I swallowed, forcing my face into something neutral. “Yeah,” I lied. “Just… work.”

He shrugged, unconcerned. “Good. Because tomorrow we’re finally getting out of here.”

I nodded and zipped the suitcase shut.

But my hands were shaking.

Because whatever the bank had found, they’d told me one thing very clearly:

Logan wasn’t supposed to know.

I didn’t sleep.

Logan fell asleep fast, one arm flung across my side like ownership. I lay stiff beside him, staring at the ceiling and listening to the click of the air vent. Every time his phone buzzed with a late-night notification, my stomach tightened.

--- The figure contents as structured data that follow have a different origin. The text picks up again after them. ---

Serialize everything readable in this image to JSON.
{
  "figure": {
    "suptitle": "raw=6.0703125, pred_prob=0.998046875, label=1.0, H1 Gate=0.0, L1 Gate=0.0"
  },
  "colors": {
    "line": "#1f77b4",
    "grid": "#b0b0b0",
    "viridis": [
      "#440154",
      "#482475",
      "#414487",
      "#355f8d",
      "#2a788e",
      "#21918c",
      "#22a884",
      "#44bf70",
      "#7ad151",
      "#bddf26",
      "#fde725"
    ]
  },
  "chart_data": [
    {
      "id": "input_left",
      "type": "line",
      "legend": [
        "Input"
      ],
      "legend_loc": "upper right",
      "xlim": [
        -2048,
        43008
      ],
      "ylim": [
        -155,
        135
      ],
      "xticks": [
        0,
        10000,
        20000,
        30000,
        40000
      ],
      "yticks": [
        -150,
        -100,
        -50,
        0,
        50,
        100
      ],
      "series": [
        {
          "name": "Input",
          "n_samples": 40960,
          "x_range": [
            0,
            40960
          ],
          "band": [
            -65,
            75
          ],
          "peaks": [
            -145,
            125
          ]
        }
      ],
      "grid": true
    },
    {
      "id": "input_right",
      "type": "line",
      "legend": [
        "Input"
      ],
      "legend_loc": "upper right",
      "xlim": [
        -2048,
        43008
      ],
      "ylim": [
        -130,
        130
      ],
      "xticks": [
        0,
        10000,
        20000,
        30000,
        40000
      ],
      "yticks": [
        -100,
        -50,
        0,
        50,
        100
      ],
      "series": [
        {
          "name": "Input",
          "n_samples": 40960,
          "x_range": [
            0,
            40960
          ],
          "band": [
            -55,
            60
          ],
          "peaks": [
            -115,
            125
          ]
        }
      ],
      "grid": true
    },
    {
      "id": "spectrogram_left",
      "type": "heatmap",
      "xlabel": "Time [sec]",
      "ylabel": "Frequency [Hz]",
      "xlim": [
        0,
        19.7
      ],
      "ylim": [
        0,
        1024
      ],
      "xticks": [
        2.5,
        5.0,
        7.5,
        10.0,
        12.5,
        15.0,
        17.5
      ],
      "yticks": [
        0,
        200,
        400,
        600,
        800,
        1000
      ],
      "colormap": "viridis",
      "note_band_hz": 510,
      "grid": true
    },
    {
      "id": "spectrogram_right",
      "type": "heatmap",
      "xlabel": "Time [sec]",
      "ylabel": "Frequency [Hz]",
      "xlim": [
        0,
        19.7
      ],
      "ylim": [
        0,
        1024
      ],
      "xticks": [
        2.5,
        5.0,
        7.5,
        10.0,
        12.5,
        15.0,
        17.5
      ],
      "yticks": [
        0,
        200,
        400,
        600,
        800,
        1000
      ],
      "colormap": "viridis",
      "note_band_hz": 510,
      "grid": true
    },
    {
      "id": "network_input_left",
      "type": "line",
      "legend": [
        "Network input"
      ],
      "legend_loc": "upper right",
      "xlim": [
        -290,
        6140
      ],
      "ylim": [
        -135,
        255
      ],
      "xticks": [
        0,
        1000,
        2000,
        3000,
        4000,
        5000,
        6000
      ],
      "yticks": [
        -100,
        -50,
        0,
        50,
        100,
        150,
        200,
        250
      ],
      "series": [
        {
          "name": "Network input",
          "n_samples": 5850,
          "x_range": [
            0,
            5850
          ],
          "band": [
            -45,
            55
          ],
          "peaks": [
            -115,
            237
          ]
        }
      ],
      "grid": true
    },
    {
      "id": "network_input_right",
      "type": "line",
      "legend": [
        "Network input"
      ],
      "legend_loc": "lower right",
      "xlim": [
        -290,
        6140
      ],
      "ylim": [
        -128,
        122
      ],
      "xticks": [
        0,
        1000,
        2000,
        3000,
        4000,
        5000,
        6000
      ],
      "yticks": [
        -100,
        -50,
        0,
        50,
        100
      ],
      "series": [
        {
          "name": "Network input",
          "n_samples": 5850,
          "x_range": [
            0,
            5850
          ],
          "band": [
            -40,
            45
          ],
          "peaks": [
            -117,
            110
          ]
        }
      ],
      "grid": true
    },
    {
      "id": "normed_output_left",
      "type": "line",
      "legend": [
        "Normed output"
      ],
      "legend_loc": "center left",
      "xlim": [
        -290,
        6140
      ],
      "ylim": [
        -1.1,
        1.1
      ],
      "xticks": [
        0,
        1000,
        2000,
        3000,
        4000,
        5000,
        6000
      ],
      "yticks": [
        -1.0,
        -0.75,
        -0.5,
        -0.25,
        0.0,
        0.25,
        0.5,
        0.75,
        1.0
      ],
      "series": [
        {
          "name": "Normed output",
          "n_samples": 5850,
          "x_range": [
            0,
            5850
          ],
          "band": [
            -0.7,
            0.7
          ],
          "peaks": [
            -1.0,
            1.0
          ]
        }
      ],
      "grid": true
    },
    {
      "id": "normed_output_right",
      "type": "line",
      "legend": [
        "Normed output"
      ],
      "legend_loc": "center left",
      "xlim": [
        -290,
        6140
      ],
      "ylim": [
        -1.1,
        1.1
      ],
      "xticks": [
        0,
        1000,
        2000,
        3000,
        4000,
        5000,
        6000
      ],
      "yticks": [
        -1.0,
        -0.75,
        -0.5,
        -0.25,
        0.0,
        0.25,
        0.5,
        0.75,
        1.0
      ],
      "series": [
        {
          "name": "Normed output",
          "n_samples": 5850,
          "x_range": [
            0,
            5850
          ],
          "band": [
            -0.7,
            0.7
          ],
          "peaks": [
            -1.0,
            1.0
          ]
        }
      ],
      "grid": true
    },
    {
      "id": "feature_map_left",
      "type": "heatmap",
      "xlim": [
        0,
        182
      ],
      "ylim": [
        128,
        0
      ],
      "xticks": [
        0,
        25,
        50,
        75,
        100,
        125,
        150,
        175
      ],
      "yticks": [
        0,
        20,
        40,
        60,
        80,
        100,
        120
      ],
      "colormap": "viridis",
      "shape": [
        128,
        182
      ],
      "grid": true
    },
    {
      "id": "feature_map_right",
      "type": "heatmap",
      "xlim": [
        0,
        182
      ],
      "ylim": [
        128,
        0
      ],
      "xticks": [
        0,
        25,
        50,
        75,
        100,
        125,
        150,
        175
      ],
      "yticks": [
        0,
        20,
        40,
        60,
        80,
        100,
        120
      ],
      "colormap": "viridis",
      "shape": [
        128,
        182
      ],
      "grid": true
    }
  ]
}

At 7:45 a.m., I told him I was running to pick up “travel-size toiletries.” I smiled, kissed his cheek, and walked out with my purse and a pounding heart.

Crescent Federal looked the same as it had yesterday—sunlight on polished floors, a faint smell of coffee, cheerful posters about “financial wellness.” But when I asked for Maya Torres, the teller’s face shifted, just slightly, and she picked up the phone without asking why.

Maya met me near a back office and didn’t offer a handshake. She led me inside, shut the door, and sat across from me with a folder already open.

“Thank you for coming,” she said. “I’m going to be direct.”

She slid a document toward me.

It was our loan application.

My name was on it. My social security number. My income.

And my signature—except it wasn’t mine.

The handwriting was close enough to fool someone who wanted to believe it, but I knew my own signature the way you know your own face. Mine had loops. This one had sharp angles, rushed strokes, like someone practicing speed.

My skin went cold. “That’s… not my signature.”

“I didn’t think it was,” Maya said quietly. “Our system flagged inconsistencies. Also…” She turned the page.

There were pay stubs attached.

From my employer.

Except the salary was inflated by almost $30,000.

My breath caught. “Those aren’t real.”

Maya nodded. “We contacted your HR department to verify employment, and the numbers did not match. That’s when we stopped disbursement.”

I stared at her. “Stopped…? But the money—Logan said it already hit the account.”

Maya’s eyes sharpened. “It didn’t. The funds are on hold pending verification. Ms. Bennett… has your husband been pressuring you to sign things?”